The last few weeks I have been having a bit of a surreal feeling to my life. Yesterday I attended the school's Holiday Ball which is a fundraiser for our Scholarship students at school. The ball was a success, but as I was dropped off at the hotel by my driver, watching all of the people from the diplomatic and business community I realized that I am leading a very privileged life.

I was ferried around yesterday all day by my driver and when I came home my dishes had been washed and my house tidied by my housekeeper. This morning I woke up early and went into my sauna that heated up to the perfect temperature in a half hour, only to find that Nona had left a wonderful rice pudding on my table for breakfast. An hour later my landlord came in to tell me that he would pick up the boys who had sleepovers at friends' last night by eleven. All the while I was just able to relax a bit and have time to myself. Later he went shopping for me at the bazaar. I actually have a lot of quality time together with the boys too.

So, I think to myself that is that I actually deserve this type of life for a while, or should I not be getting too used to it? What will life be like once I go to my next location? How will I readjust to having to do everything myself? No sauna, no pool, no housekeeper, no driver, less time with my kids...
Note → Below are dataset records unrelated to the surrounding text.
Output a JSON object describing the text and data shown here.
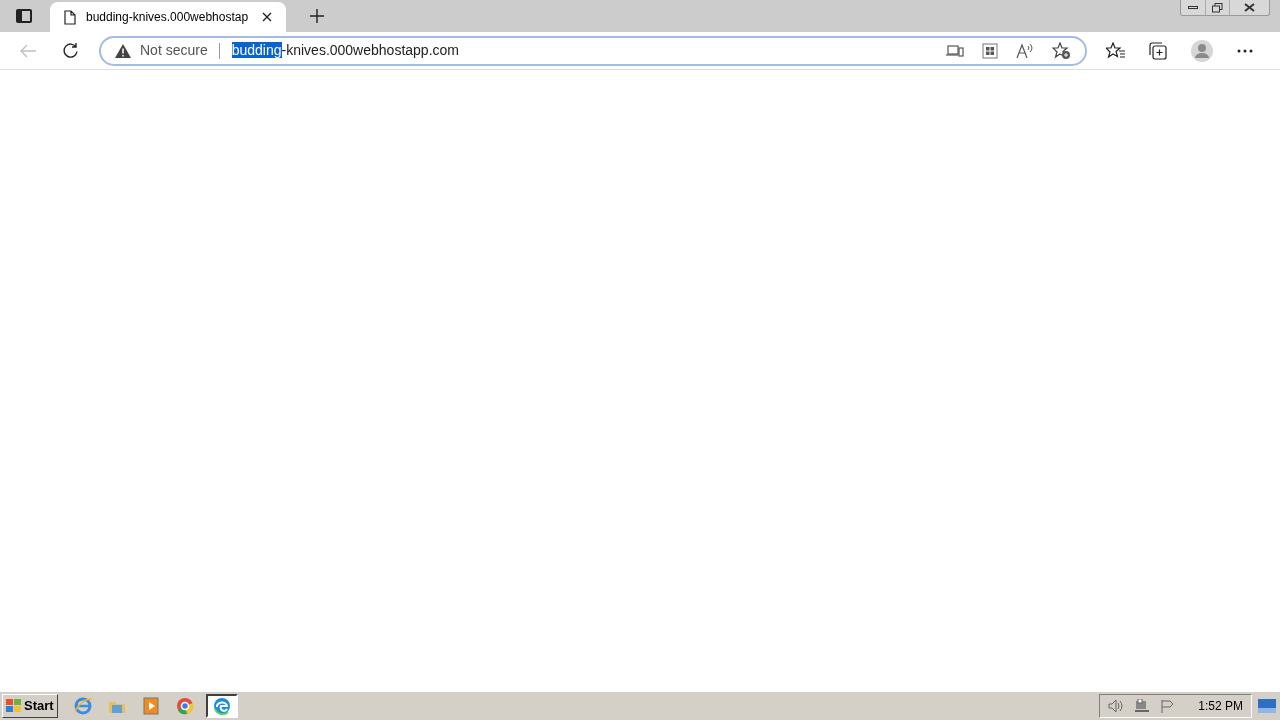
{
  "tab": {
    "title": "budding-knives.000webhostap"
  },
  "address_bar": {
    "security": "Not secure",
    "url_selected": "budding",
    "url_rest": "-knives.000webhostapp.com"
  },
  "taskbar": {
    "start": "Start",
    "apps": [
      {
        "kind": "ie",
        "selected": false
      },
      {
        "kind": "folder",
        "selected": false
      },
      {
        "kind": "media",
        "selected": false
      },
      {
        "kind": "chrome",
        "selected": false
      },
      {
        "kind": "edge",
        "selected": true
      }
    ],
    "clock": "1:52 PM"
  }
}
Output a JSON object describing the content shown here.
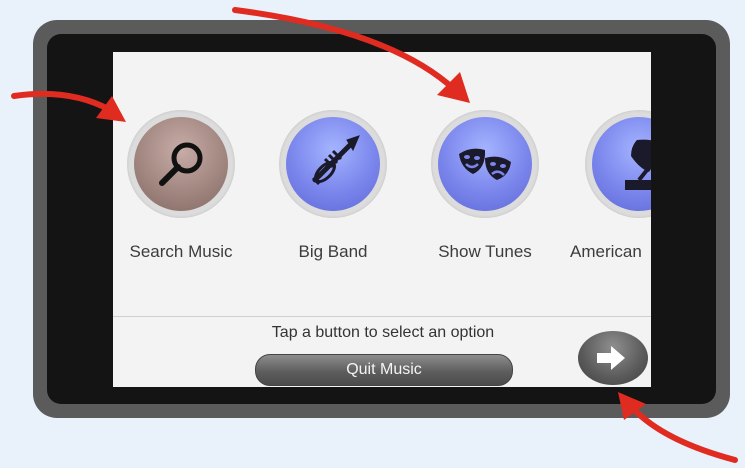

Can I say that this is my real life for now, and not think about what will come in the future?

Comments

Marite said…
Just choose another school where you get all this same stuff- when I was in China I had a pretty flash apartment, a maid (she didn't cook for me, but she could have), cheap everything and things to do galore. Uzbekistan is definitely not the only place you can have this standard of living- I firmly believe that anyway.